De kerk is in gotische stijl gebouwd en in de 16e eeuw verfraaid met gewelfschilderingen. In de loop der eeuwen is de kerk weinig veranderd, behalve dat in 1772 door stadsarchitect Teunis Wittenberg een nieuwe barokke dakruiter op de kerk werd geplaatst en in 1826 een neoclassicistisch ingangsportaal aan de zuidzijde werd toegevoegd.

Plafondschilderingen

Het koor en middenschip zijn wit gepleisterd en voorzien van fraaie 16e-eeuwse schilderingen. Deze zijn nog origineel. Deze schilderingen herinneren aan de tijd dat het gebouw onderdeel uitmaakte van het klooster. Tijdens diverse restauraties  kwamen in 1931 plafondschilderingen in het koor tevoorschijn die herinneren aan de tijd dat de kerk onderdeel was van het klooster. We vinden er bustes van Dominicaanse heiligen, verder nog veel familiewapens van vooraanstaande Zutphense patriciërsfamilies die als ‘sponsors’ de dominicaner orde steunden.

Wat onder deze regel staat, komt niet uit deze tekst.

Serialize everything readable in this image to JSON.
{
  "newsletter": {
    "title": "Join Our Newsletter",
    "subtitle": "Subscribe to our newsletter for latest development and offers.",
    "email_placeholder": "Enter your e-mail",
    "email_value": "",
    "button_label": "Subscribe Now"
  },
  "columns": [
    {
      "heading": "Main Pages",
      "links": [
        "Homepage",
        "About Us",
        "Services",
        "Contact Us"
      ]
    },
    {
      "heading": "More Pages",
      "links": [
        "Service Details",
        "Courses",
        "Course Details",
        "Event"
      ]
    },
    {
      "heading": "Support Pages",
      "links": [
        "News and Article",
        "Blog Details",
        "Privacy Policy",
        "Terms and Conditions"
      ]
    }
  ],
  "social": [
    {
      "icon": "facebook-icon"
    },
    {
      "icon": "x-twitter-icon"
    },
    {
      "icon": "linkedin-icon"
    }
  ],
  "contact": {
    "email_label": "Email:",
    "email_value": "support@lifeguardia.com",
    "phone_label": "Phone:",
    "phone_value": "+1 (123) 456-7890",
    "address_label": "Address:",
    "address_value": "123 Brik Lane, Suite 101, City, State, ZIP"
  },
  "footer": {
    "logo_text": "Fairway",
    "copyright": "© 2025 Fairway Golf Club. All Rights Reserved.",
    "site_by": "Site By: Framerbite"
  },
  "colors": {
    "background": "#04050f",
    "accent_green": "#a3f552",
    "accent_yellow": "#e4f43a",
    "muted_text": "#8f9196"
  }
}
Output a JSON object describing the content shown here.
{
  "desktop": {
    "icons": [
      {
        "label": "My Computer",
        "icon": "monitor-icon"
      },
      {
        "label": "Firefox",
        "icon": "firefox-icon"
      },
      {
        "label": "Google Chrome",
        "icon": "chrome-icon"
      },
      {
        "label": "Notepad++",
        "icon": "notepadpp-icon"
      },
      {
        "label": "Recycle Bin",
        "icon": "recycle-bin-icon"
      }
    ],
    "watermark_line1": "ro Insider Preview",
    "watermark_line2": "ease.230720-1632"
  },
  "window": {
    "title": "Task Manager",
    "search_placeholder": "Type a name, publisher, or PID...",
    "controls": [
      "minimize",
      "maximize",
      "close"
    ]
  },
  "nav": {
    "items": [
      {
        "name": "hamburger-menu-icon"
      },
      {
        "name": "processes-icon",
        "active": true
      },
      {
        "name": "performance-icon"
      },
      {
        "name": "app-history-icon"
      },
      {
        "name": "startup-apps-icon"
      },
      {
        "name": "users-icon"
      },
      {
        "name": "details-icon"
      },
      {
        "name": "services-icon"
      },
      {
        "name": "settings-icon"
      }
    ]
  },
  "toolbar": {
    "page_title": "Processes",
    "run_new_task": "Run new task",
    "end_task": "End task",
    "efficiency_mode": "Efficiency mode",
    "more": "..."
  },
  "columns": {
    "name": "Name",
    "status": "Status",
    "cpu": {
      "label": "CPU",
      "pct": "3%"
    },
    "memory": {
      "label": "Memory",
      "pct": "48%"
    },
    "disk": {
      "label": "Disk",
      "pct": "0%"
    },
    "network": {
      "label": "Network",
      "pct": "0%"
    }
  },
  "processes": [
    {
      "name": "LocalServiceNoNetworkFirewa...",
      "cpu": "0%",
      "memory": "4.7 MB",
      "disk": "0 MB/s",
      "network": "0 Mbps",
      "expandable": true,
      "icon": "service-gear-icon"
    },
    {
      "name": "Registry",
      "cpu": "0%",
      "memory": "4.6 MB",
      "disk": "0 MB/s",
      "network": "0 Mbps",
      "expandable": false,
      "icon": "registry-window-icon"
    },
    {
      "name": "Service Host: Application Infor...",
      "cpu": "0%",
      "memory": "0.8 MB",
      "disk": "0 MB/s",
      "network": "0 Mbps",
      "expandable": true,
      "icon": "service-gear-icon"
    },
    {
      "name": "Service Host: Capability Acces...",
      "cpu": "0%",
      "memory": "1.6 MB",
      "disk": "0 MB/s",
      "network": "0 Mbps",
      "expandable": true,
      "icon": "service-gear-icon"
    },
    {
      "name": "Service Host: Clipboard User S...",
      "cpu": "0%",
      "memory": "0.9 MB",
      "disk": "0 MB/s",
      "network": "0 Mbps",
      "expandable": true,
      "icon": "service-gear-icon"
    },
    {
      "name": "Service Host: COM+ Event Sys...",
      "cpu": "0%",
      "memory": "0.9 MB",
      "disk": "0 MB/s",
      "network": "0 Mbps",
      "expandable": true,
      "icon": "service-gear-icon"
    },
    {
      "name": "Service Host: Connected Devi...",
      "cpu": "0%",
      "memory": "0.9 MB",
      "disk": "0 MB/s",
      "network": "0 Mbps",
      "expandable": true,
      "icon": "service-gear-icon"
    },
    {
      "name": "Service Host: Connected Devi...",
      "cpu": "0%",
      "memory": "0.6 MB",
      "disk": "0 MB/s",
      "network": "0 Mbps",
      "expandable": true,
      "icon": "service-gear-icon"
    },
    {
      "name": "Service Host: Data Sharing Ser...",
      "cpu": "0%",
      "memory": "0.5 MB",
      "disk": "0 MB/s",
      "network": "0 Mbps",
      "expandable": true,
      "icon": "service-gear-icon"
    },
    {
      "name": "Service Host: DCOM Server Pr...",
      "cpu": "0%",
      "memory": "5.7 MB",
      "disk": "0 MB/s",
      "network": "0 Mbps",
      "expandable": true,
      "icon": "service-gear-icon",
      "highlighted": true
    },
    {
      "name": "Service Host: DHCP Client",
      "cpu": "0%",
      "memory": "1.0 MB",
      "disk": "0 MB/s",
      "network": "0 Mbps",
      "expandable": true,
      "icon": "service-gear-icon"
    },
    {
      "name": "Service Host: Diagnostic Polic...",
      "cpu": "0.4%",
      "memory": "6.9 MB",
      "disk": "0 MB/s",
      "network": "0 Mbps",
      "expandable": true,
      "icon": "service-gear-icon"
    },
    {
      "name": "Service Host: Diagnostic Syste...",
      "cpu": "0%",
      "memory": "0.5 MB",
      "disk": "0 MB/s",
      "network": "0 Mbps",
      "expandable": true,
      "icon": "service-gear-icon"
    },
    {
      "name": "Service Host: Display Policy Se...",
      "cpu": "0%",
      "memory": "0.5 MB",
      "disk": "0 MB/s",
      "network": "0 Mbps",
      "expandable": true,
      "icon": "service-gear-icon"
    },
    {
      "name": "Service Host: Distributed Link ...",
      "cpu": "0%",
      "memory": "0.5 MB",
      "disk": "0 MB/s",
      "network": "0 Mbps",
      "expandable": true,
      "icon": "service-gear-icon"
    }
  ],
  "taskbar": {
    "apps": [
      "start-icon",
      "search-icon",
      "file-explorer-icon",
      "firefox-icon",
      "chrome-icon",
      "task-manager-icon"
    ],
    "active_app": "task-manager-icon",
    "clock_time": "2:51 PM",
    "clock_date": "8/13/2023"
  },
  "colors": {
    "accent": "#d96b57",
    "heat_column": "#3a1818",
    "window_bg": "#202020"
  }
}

De restauratie van 1937-38 bracht schilderingen in het schip aan het licht. De schilderingen dateren uit de zestiende eeuw maar er zijn tijdens de restauraties toevoegingen aan gedaan. In het schip zien we naast sierlijke ranken, de wapens van personen uit de stedelijke elite afgebeeld, die via de Broederschap van de Onze Lieve Vrouwe bij het klooster betrokken waren.

Als u met uw rug naar de ingang staat ziet u in de koorsluiting de Dominicaanse heiligen. Links en rechts de familiewapens. Links is ook Jacobus de Meerdere te zien, afgebeeld met een pelgrimsstaf en op zijn muts een pelgrimsschelp, de Jacobusschelp. De sluitsteen in dit gewelf vertoont het Lam Gods. Voor de sluitsteen ziet u een gekroonde Maria met het Kind Jezus. Aan weerszijden van haar, links Vincent Ferrer met een bazuin in zijn handen een vlam op zijn voorhoofd; rechts Raymundus van Penaforte met een staf en een boek.

In het volgende vak is de centrale figuur Dominicus (1170-1221), de stichter van de orde. Naast hem is een hond afgebeeld met een wereldbol. Links van hem Petrus van Verona, die een boek vasthoudt en een gapende schedelwond heeft. Rechts Thomas van Aquino (1225-1274), Dominicaan en afgebeeld met doctorsmuts en een kelk met hostie. De sluitsteen van dit geweld toont een bladkrans.

In het volgende vak ziet u weer wat familiewapens. Het zijn huwelijkswapens: Schutte (drie ringen) Lerinck (vier vlakken rood en zilver) en Lerinck-Boerlo (drie zilveren jachthoorns.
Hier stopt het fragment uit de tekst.